Hartmann Schedel

(1440 - 1514)

A physician, an important Humanist, and book collector. Schedel’s comprehensive library, one of the largest personal libraries in late medieval Europe, eventually contained over three hundred manuscripts, and several hundred printed books. first came into the possession of Johan Jacob Fugger, of the Augsburg family of bankers, and patron of the “Fugger Binder”, in 1552, and was afterwards obtained by Duke Albert V of Bavaria (1550-1579) for the ducal, now royal, library at Munich.

However, Schedel is best known as the compiler of the famous “Nuremberg Chronicle”, the Registrum huius operis libri cronicarum cum figuris et ymagibus ab inicio mundi (1493).
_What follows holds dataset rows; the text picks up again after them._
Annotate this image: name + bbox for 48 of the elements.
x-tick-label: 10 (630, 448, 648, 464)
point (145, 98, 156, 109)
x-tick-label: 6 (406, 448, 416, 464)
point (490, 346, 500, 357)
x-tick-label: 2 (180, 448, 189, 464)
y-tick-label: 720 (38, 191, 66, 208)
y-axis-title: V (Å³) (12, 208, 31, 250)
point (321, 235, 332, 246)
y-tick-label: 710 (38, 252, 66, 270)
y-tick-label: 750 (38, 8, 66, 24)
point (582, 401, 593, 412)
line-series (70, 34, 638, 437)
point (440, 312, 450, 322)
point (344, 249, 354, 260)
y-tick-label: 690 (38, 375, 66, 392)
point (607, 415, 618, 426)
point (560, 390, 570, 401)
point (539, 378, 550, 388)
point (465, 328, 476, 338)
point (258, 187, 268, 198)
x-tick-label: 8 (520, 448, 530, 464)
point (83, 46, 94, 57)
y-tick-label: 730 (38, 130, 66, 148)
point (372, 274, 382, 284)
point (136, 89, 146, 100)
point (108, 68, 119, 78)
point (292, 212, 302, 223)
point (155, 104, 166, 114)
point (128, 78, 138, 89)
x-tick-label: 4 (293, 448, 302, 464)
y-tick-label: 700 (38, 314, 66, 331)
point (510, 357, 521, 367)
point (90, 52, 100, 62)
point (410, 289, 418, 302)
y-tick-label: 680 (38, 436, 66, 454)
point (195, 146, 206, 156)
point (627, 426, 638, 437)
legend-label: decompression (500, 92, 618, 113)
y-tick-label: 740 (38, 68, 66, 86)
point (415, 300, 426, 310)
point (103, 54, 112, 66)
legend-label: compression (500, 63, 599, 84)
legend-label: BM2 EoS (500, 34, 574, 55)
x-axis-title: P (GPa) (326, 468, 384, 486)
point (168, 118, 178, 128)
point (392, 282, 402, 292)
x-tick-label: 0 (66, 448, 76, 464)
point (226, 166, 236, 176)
This is an illustrated chronicle of the history of the world, from Creation to 1492. The book was printed and published by two other Nuremberg citizens, Sebald Schreyer and Sebasitian Kammermeister, and illustrated by Wilmelm Pleydenwurff and Michael Wolgemut.

Educated at Leipzig University from 1456 – 1460, Schedel initially pursued a legal career, while simultaneously taking instruction from humanistic Pieter Luder. He followed Luder to Padua in 1463, where he changed tack, and pursued medicine. In 1472, he became a physician working in Bavaria. By 1481, he was at Nuremberg where he remained until his death.